Let L1 be the line passing through the points Q1=(−2, −3, −4) and Q2=(−5, −2, −3) and let L2 be the line passing through the point P1=(−27, 31, −25) with direction vector →d=[−6, 9, −6]T. Determine whether L1 and L2 intersect. If so, find the point of intersection Q.
Having a hard time with this one..
direction of L1 is [-3, 1, 1]
equation of L1
L1 = (-2,-3,-4) + s(-3,1,1)
equation for L2
L2 = (−27, 31, −25) + t(−6, 9, −6)
so : -2 - 3s = -27 - 6t ---> 6t - 3s = -25
and -3 + s = 31 + 9t ---> s = 9t + 34
using substitution :
6t - 3(9t+34) = -25
6t - 27t - 102 = -25
-21t = 77
t = -11/3, then s = 9(-11/3) + 34 = 1
check in third equation:
-4 + s = -25 - 6t
LS = -4 + 1 = -3
RS = -25 - 6(1) = -31
LS ≠ RS
They do not intersect.
Check my arithmetic, I did not write it down first.
The method is correct.
thank you so much!
To determine whether the lines L1 and L2 intersect, we need to find the point of intersection if it exists.
Step 1: Find the parametric equations of lines L1 and L2.
- Line L1: We have two points, Q1 and Q2. The parametric equations for L1 can be written as:
x = -2 + t(-5 + 2)
y = -3 + t(-2 + 3)
z = -4 + t(-3 + 4)
Simplifying the equations:
x = -2 - 3t
y = -3 + t
z = -4 + t
- Line L2: We have the point P1 and the direction vector →d. The parametric equations for L2 can be written as:
x = -27 + s(-6)
y = 31 + s(9)
z = -25 + s(-6)
Simplifying the equations:
x = -27 - 6s
y = 31 + 9s
z = -25 - 6s
Step 2: Equate the x, y, and z equations for lines L1 and L2:
Equating x equations:
-2 - 3t = -27 - 6s
Equating y equations:
-3 + t = 31 + 9s
Equating z equations:
-4 + t = -25 - 6s
Step 3: Solve the system of equations to find values for t and s:
From the x equation:
3t - 6s = -25
From the y equation:
t - 9s = 34
From the z equation:
t + 6s = -21
We can solve this system of equations using any method, such as substitution or elimination. In this case, let's use the elimination method.

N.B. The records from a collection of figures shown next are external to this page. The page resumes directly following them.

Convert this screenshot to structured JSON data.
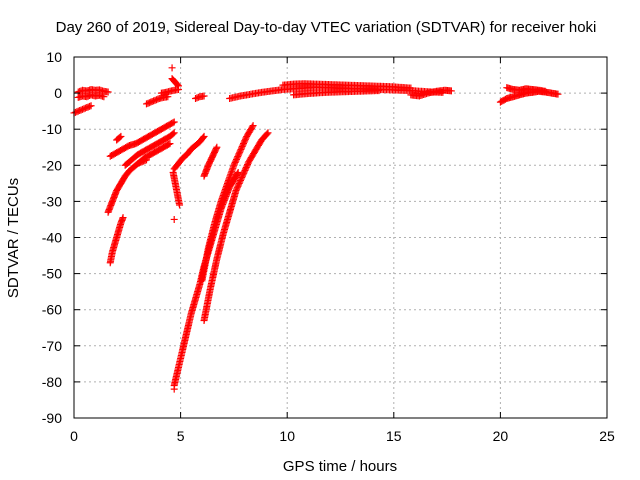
{
  "chart_data": {
    "type": "scatter",
    "title": "Day 260 of 2019, Sidereal Day-to-day VTEC variation (SDTVAR) for receiver hoki",
    "xlabel": "GPS time / hours",
    "ylabel": "SDTVAR / TECUs",
    "xlim": [
      0,
      25
    ],
    "ylim": [
      -90,
      10
    ],
    "xticks": [
      "0",
      "5",
      "10",
      "15",
      "20",
      "25"
    ],
    "yticks": [
      "10",
      "0",
      "-10",
      "-20",
      "-30",
      "-40",
      "-50",
      "-60",
      "-70",
      "-80",
      "-90"
    ],
    "grid": true,
    "marker": "+",
    "color": "#ff0000",
    "series": [
      {
        "segments": [
          {
            "x": [
              0.0,
              0.2,
              0.4,
              0.6,
              0.8
            ],
            "y": [
              -5.5,
              -5,
              -4.5,
              -4,
              -3.5
            ]
          },
          {
            "x": [
              0.2,
              0.4,
              0.6,
              0.8,
              1.0,
              1.2,
              1.4,
              1.6
            ],
            "y": [
              0.3,
              0.8,
              0.6,
              1.0,
              0.8,
              0.9,
              0.5,
              0.3
            ]
          },
          {
            "x": [
              0.2,
              0.4,
              0.6,
              0.8,
              1.0,
              1.2,
              1.4
            ],
            "y": [
              -1.2,
              -0.8,
              -1,
              -0.5,
              -0.8,
              -0.6,
              -1.0
            ]
          },
          {
            "x": [
              1.7,
              2.0,
              2.3,
              2.6,
              2.9,
              3.2,
              3.5,
              3.8,
              4.1,
              4.4,
              4.7
            ],
            "y": [
              -17.5,
              -16.5,
              -15.5,
              -14.5,
              -14,
              -13,
              -12,
              -11,
              -10,
              -9,
              -8
            ]
          },
          {
            "x": [
              2.0,
              2.2
            ],
            "y": [
              -13,
              -12
            ]
          },
          {
            "x": [
              1.6,
              1.8,
              2.0,
              2.2,
              2.4,
              2.6,
              2.8,
              3.0,
              3.2,
              3.4
            ],
            "y": [
              -33,
              -30,
              -27,
              -25,
              -23,
              -21.5,
              -20.5,
              -19.5,
              -19,
              -18.5
            ]
          },
          {
            "x": [
              2.4,
              2.7,
              3.0,
              3.3,
              3.6,
              3.9,
              4.2,
              4.5,
              4.7
            ],
            "y": [
              -20,
              -18.5,
              -17,
              -16,
              -15,
              -14,
              -13,
              -12,
              -11
            ]
          },
          {
            "x": [
              3.0,
              3.3,
              3.6,
              3.9,
              4.2,
              4.5
            ],
            "y": [
              -19.5,
              -18,
              -17,
              -16,
              -15,
              -14
            ]
          },
          {
            "x": [
              1.7,
              1.8,
              1.9,
              2.0,
              2.1,
              2.2,
              2.3
            ],
            "y": [
              -47,
              -44,
              -42,
              -40,
              -38,
              -36,
              -34.5
            ]
          },
          {
            "x": [
              3.4,
              3.6,
              3.8,
              4.0,
              4.2,
              4.4
            ],
            "y": [
              -3,
              -2.5,
              -2,
              -1.5,
              -1.2,
              -1
            ]
          },
          {
            "x": [
              4.1,
              4.3,
              4.5,
              4.7,
              4.9
            ],
            "y": [
              0,
              0.2,
              0.5,
              0.8,
              1.0
            ]
          },
          {
            "x": [
              4.6
            ],
            "y": [
              7
            ]
          },
          {
            "x": [
              4.6,
              4.75,
              4.9
            ],
            "y": [
              4,
              3,
              2
            ]
          },
          {
            "x": [
              4.65,
              4.75,
              4.85,
              4.95
            ],
            "y": [
              -22,
              -25,
              -28,
              -31
            ]
          },
          {
            "x": [
              4.7,
              4.9,
              5.1,
              5.3,
              5.5,
              5.7,
              5.9,
              6.1
            ],
            "y": [
              -21,
              -19.5,
              -18,
              -17,
              -15.5,
              -14.5,
              -13.5,
              -12
            ]
          },
          {
            "x": [
              4.7
            ],
            "y": [
              -35
            ]
          },
          {
            "x": [
              4.7,
              4.9,
              5.1,
              5.3,
              5.5,
              5.7,
              5.9,
              6.1,
              6.3,
              6.5,
              6.7,
              6.9,
              7.1,
              7.3,
              7.5,
              7.7
            ],
            "y": [
              -81,
              -76,
              -71,
              -66,
              -61,
              -57,
              -53,
              -48,
              -44,
              -40,
              -36,
              -32,
              -29,
              -26,
              -24,
              -22
            ]
          },
          {
            "x": [
              4.7
            ],
            "y": [
              -82
            ]
          },
          {
            "x": [
              6.0,
              6.3,
              6.6,
              6.9,
              7.2,
              7.5,
              7.8,
              8.1,
              8.4
            ],
            "y": [
              -52,
              -43,
              -36,
              -30,
              -25,
              -20,
              -16,
              -12,
              -9
            ]
          },
          {
            "x": [
              6.1,
              6.4,
              6.7,
              7.0,
              7.3,
              7.6,
              7.9,
              8.2,
              8.5,
              8.8,
              9.1
            ],
            "y": [
              -63,
              -54,
              -46,
              -39,
              -33,
              -27,
              -23,
              -19,
              -16,
              -13,
              -11
            ]
          },
          {
            "x": [
              6.1,
              6.3,
              6.5,
              6.7
            ],
            "y": [
              -23,
              -20,
              -17.5,
              -15
            ]
          },
          {
            "x": [
              5.7,
              5.9,
              6.1
            ],
            "y": [
              -1.5,
              -1.0,
              -0.8
            ]
          },
          {
            "x": [
              7.3,
              7.8,
              8.3,
              8.8,
              9.3,
              9.8,
              10.3,
              10.8,
              11.3,
              11.8,
              12.3,
              12.8,
              13.3,
              13.8,
              14.3,
              14.8,
              15.3,
              15.8,
              16.3,
              16.8,
              17.3
            ],
            "y": [
              -1.5,
              -0.8,
              -0.3,
              0.2,
              0.6,
              1.0,
              1.2,
              1.4,
              1.6,
              1.5,
              1.4,
              1.3,
              1.2,
              1.1,
              1.0,
              0.9,
              0.8,
              0.7,
              0.5,
              0.3,
              0.2
            ]
          },
          {
            "x": [
              9.8,
              10.3,
              10.8,
              11.3,
              11.8,
              12.3,
              12.8,
              13.3,
              13.8,
              14.3,
              14.8,
              15.3,
              15.8
            ],
            "y": [
              2.2,
              2.5,
              2.6,
              2.5,
              2.4,
              2.3,
              2.2,
              2.1,
              2.0,
              1.9,
              1.8,
              1.6,
              1.4
            ]
          },
          {
            "x": [
              10.3,
              10.8,
              11.3,
              11.8,
              12.3,
              12.8,
              13.3,
              13.8,
              14.3
            ],
            "y": [
              -0.5,
              -0.2,
              0.0,
              0.2,
              0.3,
              0.4,
              0.5,
              0.6,
              0.7
            ]
          },
          {
            "x": [
              15.8,
              16.2,
              16.6,
              17.0,
              17.4,
              17.7
            ],
            "y": [
              -0.5,
              -0.8,
              0.0,
              0.5,
              0.8,
              0.6
            ]
          },
          {
            "x": [
              20.0,
              20.3,
              20.6,
              20.9,
              21.2,
              21.5,
              21.8,
              22.1,
              22.4,
              22.7
            ],
            "y": [
              -2.5,
              -1.5,
              -1.0,
              -0.5,
              0.0,
              0.2,
              0.5,
              0.3,
              0.0,
              -0.3
            ]
          },
          {
            "x": [
              20.3,
              20.6,
              20.9,
              21.2,
              21.5,
              21.8,
              22.1
            ],
            "y": [
              1.5,
              1.0,
              0.8,
              1.2,
              1.0,
              0.8,
              0.5
            ]
          }
        ]
      }
    ]
  }
}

Multiply the first equation by 2:
6t - 12s = -50
Subtract the second equation from the first:
8t + 3s = -16 ---> (Equation A)
Multiply the third equation by 3:
3t + 18s = -63
Subtract the second equation from the third:
2t - 27s = -55 ---> (Equation B)
Multiply Equation A by 2:
16t + 6s = -32 ---> (Equation C)
Add Equation B and Equation C:
18t - 21s = -87
Solving the above equation for t:
t = (-87 + 21s) / 18
Step 4: Substitute the value of t into any of the original parametric equations (we'll use the x equation):
x = -2 - 3t
x = -2 - 3[(-87 + 21s) / 18]
x = -2 + (87 - 21s) / 6
x = (85 - 21s) / 6
Thus, the x-coordinate of the point of intersection is (85 - 21s) / 6.
Step 5: Substitute the value of t into the y and z equations (we'll use the y equation):
y = -3 + t
y = -3 + (-87 + 21s) / 18
y = (-69 + 21s) / 18
Thus, the y-coordinate of the point of intersection is (-69 + 21s) / 18.
Similarly, substituting the value of t into the z equation:
z = -4 + t
z = -4 + (-87 + 21s) / 18
z = (-67 + 21s) / 18
Thus, the z-coordinate of the point of intersection is (-67 + 21s) / 18.
So, the point of intersection Q is given by Q((85 - 21s) / 6, (-69 + 21s) / 18, (-67 + 21s) / 18) if the values of t and s satisfy the system of equations.